It works - in moderation
Capitalism works. It’s the economic system that won World War II and..
“Wait a minute, Dan! Russia was one of the World War II winners. I don’t think they were capitalists.”
“Do not bother me with factual details. I am on a roll here.”
... and created the biggest middle class the world has ever seen. The free market works wonders.
Penicillin works. It has saved millions of lives and killed zillions of pesky bacteria. Antibiotics work wonders.
Cutting cost works. Profligate, out-of-control spending is the ruination of countries and companies. Cost cutting is always possible.
As the world became more complex and inter-related, the attention spans of its human inhabitants shrunk. Now people want simple answers. They don’t want to think. They shun nuance. Politicians willing to compromise or change their mind are deemed mindless flip-floppers. Unfortunately, the world is complicated - and simple answers simply don’t cut it.
Because capitalism worked, people concluded that the ‘free market’ was the solution. At some point in the last few years, a conclusion - ‘the freer the better’ was reached. Regulation was relaxed (or eliminated), employee unions were eviscerated, taxes on capital were reduced, jobs were outsourced and when things went wrong - government was blamed.
As pendulum swung toward the free market, the swing-generators concluded that the government had no place in the economy and, moreover, did nothing whatsoever that was worthwhile.It is easy to find governmental stupidity:
Title 26, subtitle E, Chapter 51, Subchapter F, Part III, Section 5382:
"Any natural grape wine may be sweetened after fermentation and before tax payment with pure dry sugar or liquid sugar if the total solids content of the finished wine does not exceed 12% of the weight of the wine and the alcoholic content of the finished wine after sweetening is not more than 14% by volume; except that the use under this subsection of liquid sugar shall be limited so that the resultant volume will not exceed the volume which could result from the maximum authorized use of pure dry sugar only."
Credit Stanley Bing.
it is not, however, fair to conclude that everything the government does is bad. Business complained when the government introduced clean air and clean water regulations - the world went on and the economy didn’t collapse. Car manufacturers complained about mileage requirements - but they met the targets. The government, not Bank of America, got Bin Laden.

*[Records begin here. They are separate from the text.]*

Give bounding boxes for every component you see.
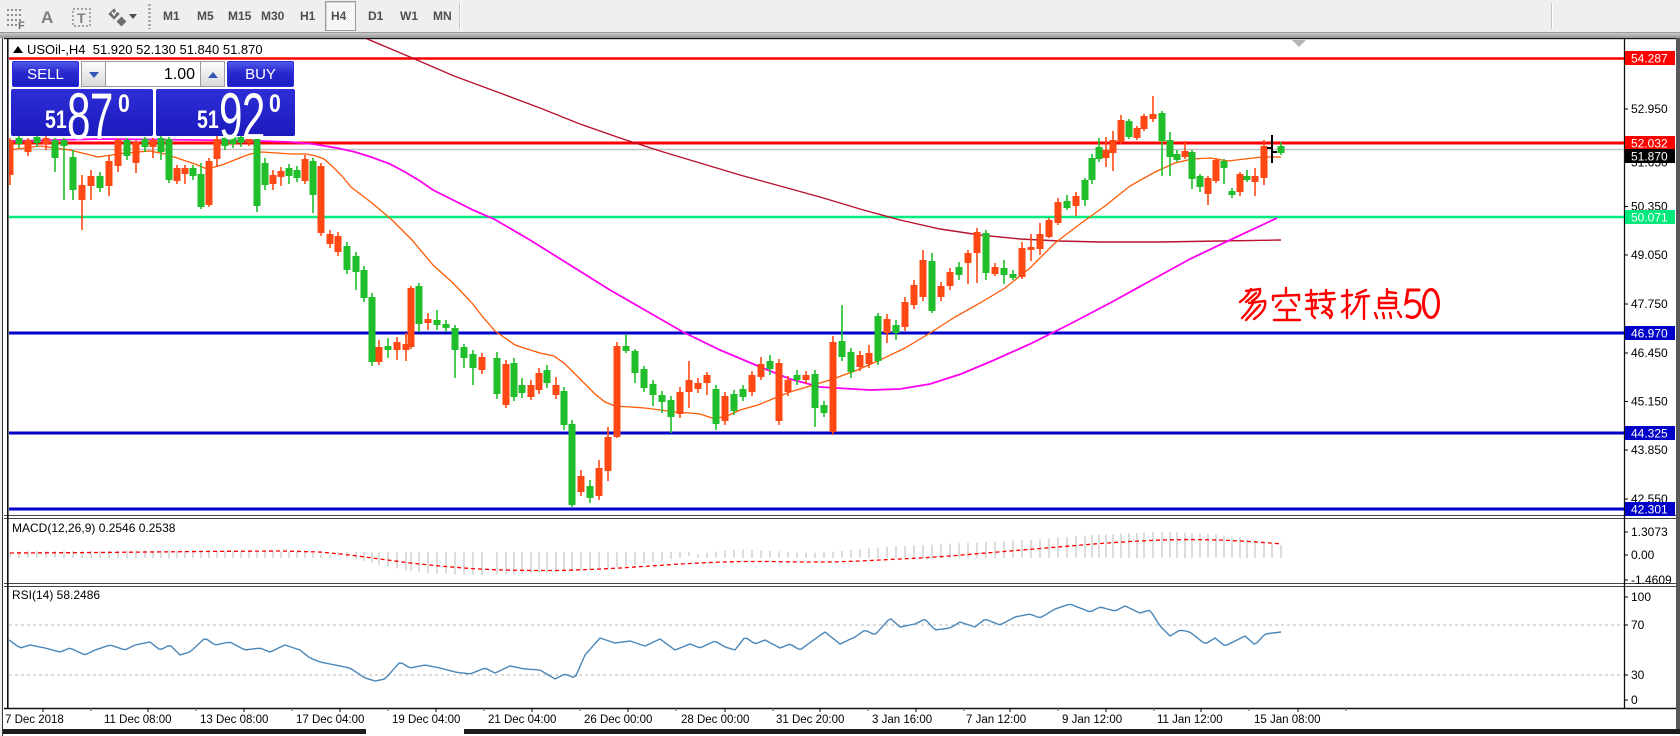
svg-text:45.150: 45.150 xyxy=(1631,395,1668,409)
svg-text:7 Dec 2018: 7 Dec 2018 xyxy=(5,714,64,726)
svg-text:46.970: 46.970 xyxy=(1631,327,1668,341)
svg-text:13 Dec 08:00: 13 Dec 08:00 xyxy=(200,714,268,726)
svg-text:15 Jan 08:00: 15 Jan 08:00 xyxy=(1254,714,1321,726)
svg-text:T: T xyxy=(77,10,86,26)
svg-text:3 Jan 16:00: 3 Jan 16:00 xyxy=(872,714,932,726)
svg-text:0.00: 0.00 xyxy=(1631,548,1655,562)
svg-text:42.301: 42.301 xyxy=(1631,503,1668,517)
svg-text:7 Jan 12:00: 7 Jan 12:00 xyxy=(966,714,1026,726)
svg-text:11 Dec 08:00: 11 Dec 08:00 xyxy=(104,714,172,726)
svg-text:49.050: 49.050 xyxy=(1631,248,1668,262)
svg-text:-1.4609: -1.4609 xyxy=(1631,573,1672,587)
svg-text:100: 100 xyxy=(1631,590,1651,604)
svg-text:11 Jan 12:00: 11 Jan 12:00 xyxy=(1157,714,1223,726)
svg-text:44.325: 44.325 xyxy=(1631,427,1668,441)
svg-text:28 Dec 00:00: 28 Dec 00:00 xyxy=(681,714,749,726)
svg-text:MACD(12,26,9) 0.2546 0.2538: MACD(12,26,9) 0.2546 0.2538 xyxy=(12,521,176,535)
svg-text:43.850: 43.850 xyxy=(1631,443,1668,457)
svg-text:70: 70 xyxy=(1631,618,1645,632)
svg-text:RSI(14) 58.2486: RSI(14) 58.2486 xyxy=(12,588,100,602)
svg-text:0: 0 xyxy=(1631,693,1638,707)
svg-text:A: A xyxy=(41,8,53,27)
svg-text:21 Dec 04:00: 21 Dec 04:00 xyxy=(488,714,556,726)
svg-text:19 Dec 04:00: 19 Dec 04:00 xyxy=(392,714,460,726)
svg-text:50.071: 50.071 xyxy=(1631,211,1668,225)
svg-text:51.870: 51.870 xyxy=(1631,150,1668,164)
svg-text:30: 30 xyxy=(1631,668,1645,682)
svg-text:52.950: 52.950 xyxy=(1631,102,1668,116)
svg-text:46.450: 46.450 xyxy=(1631,346,1668,360)
svg-text:9 Jan 12:00: 9 Jan 12:00 xyxy=(1062,714,1122,726)
svg-text:31 Dec 20:00: 31 Dec 20:00 xyxy=(776,714,844,726)
svg-text:1.3073: 1.3073 xyxy=(1631,525,1668,539)
svg-text:54.287: 54.287 xyxy=(1631,52,1668,66)
svg-text:17 Dec 04:00: 17 Dec 04:00 xyxy=(296,714,364,726)
svg-text:26 Dec 00:00: 26 Dec 00:00 xyxy=(584,714,652,726)
svg-text:52.032: 52.032 xyxy=(1631,137,1668,151)
svg-text:F: F xyxy=(18,20,25,32)
svg-text:47.750: 47.750 xyxy=(1631,297,1668,311)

The lesson is simple: two much of a good thing is not good. Overuse of penicillin created MRSA; rampant cost cutting in Greece and Spain engendered extremism and civil unrest. Corporate cost cutting can kill innovation and profitability. (Think about it; if corporate costs are zero, it’s unlikely that you’re making a profit.) In the financial services industry, deregulation - a favorite of the ‘unbridled capitalists’ led to a massive economic meltdown that adversely impacted the global economy. I realise that this is a controversial claim. The regulations put in place after the great depression worked for 70 years. When they were relaxed, eliminated and unenforced, derivatives, structured products, leveraged trading and financial collapse ensued.
The tsunami in Japan highlighted the folly of nuclear reactor designs that don’t include an ‘off-switch’. (When something went wrong, the reactors could not be shut down - so they exploded instead) A recent report highlighted the cozy collusion of government, the utility and regulators:, a triad that fostered complacency and heightened risk. But what about large banks that provide the capital needed to make capitalism work? In the last few years, we’ve seen them construct “designed to fail” products (shamelessly peddled to their customers). They’ve touted IPO prices for saps, eh, common ‘investors’ while simultaneously conveying differing information to insiders. They helped Grεεce cook the books. They emasculated financial regulators by preaching the benefits of the competitive free market while simultaneously colluding to fiddle interest rates and garner welfare-like tax breaks for themselves. They embarked on trades so complicated and risky that they can’t be unwound - i.e. no ‘off-switch’. People reacted to the Japanese crisis by demanding that nuclear reactors be shut down. Do these banks realize the risks they’re taking? Or do the assume that people are too stupid to figure out what’s going on?
The current American economic problems are complicated. It is time to stop babbling simplistic solutions. It’s time to look at results and facts rather than ideology. The next edition will propose some actions.